Tiffany Stratton is another version of the same problem. She’s one of the most popular women on the roster right now — presence, charisma, clear identity. But instead of building something meaningful around her, she’s tied to a rumored match with Giulia for the United States Title that may not even make the WrestleMania card. No strong emotional hook, no compelling narrative, no clear reason why it should be on the biggest stage of the year. If one of your most popular talents is at risk of being left off the card entirely, that points to a much larger issue with direction.
Individually, any one of these decisions could be written off as an isolated misstep. Together they form a pattern. Gunther potentially wasted in a storyline that doesn’t fit. LA Knight underutilized despite overwhelming support. Tiffany Stratton lacking direction during the most important time of the year. This isn’t bad luck. This is creative failing to connect the dots.
What makes it more frustrating is that the early days of Triple H’s leadership showed real promise. Stories felt more grounded. Characters had clearer direction. But once the existing big-star momentum ran its course, the consistency disappeared. What we’re seeing now feels reactive rather than planned. Feuds start without strong foundations and end without meaningful conclusions.

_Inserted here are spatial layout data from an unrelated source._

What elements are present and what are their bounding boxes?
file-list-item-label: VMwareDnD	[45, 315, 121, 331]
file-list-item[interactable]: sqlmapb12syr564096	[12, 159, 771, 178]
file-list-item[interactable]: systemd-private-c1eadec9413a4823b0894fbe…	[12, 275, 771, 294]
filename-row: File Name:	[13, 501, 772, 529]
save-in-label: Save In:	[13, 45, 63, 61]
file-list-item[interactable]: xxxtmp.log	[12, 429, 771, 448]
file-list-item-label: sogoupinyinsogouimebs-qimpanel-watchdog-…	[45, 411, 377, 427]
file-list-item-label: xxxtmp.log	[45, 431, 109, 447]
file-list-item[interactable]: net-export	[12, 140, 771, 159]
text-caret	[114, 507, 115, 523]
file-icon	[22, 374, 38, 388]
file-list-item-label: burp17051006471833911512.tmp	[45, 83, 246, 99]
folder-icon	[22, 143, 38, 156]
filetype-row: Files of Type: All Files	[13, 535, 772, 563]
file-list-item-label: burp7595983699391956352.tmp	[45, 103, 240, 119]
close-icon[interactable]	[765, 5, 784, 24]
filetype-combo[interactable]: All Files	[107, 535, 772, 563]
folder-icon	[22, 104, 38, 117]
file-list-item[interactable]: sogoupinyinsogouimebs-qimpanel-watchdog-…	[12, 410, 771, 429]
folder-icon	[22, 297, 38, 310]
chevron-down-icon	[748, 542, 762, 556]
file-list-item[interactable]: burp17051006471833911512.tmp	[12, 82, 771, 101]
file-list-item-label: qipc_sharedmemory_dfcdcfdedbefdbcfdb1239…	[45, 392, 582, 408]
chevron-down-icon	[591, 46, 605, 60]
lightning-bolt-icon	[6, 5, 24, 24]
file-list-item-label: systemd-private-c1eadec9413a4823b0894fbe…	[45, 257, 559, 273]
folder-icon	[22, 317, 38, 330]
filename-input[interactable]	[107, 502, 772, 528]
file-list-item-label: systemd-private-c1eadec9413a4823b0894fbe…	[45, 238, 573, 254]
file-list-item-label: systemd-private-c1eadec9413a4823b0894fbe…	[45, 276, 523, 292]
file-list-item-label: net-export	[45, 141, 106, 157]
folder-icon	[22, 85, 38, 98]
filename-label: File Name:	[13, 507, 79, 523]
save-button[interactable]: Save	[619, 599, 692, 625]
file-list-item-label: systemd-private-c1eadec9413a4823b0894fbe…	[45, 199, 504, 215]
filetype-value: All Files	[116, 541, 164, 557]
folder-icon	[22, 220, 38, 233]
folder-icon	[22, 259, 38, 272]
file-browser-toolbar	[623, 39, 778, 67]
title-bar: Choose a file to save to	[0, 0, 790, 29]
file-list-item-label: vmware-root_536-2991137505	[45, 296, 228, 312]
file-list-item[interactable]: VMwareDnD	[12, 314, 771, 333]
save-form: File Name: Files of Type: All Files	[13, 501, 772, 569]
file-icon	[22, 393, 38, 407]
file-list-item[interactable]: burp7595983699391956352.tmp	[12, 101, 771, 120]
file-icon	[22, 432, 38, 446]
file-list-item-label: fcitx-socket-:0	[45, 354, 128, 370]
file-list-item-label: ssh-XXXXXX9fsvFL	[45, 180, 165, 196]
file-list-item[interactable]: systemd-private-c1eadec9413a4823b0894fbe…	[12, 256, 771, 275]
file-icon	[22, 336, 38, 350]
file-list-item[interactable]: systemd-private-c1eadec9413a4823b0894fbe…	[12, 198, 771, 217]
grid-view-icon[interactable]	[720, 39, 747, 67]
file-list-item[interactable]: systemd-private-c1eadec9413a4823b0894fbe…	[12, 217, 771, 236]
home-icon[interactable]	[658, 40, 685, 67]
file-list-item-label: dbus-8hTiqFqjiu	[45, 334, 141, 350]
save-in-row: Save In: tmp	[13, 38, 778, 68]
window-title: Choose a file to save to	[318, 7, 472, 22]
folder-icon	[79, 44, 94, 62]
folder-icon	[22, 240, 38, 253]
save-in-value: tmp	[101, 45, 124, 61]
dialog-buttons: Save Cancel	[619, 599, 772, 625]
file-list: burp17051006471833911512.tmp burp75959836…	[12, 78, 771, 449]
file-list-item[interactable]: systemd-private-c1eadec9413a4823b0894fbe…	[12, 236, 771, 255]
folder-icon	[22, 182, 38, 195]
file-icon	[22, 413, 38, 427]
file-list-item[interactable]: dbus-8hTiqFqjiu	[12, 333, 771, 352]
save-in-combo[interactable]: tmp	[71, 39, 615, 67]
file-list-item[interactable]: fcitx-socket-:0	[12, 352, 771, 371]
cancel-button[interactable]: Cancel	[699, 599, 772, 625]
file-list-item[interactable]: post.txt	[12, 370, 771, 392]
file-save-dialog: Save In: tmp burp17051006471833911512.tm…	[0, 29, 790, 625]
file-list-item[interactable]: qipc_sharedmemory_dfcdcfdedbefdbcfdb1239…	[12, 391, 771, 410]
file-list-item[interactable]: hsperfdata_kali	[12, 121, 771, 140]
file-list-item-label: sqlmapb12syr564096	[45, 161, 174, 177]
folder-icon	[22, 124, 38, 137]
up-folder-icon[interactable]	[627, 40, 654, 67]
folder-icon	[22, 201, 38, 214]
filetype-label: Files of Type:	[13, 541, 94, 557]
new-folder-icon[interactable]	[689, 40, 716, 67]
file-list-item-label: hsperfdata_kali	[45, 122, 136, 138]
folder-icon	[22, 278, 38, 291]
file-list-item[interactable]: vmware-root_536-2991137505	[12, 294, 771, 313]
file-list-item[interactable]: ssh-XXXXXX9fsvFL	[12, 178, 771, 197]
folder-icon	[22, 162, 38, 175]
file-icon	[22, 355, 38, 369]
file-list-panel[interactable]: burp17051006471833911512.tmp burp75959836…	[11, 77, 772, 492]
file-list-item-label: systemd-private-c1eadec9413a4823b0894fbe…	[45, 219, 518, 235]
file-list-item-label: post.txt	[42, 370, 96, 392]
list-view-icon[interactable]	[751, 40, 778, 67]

That’s not long-term storytelling. That’s drifting.
This WrestleMania is not a total loss. There are still strong matches on the card and performers delivering at a high level. But WrestleMania is supposed to feel complete. Every major talent should have a purpose. Every major storyline should feel earned.
Right now, plenty is still missing. And that falls on creative.
Triple H was supposed to be the answer — clarity, structure, a deeper understanding of storytelling. Instead we’re seeing inconsistency, missed opportunities, and a growing disconnect between what fans want and what’s being delivered.
The margin for error is shrinking.
Because if this is the version of WWE creative under Triple H, the question is no longer whether he’s better than what came before. It’s whether any of this is what fans actually wanted at all.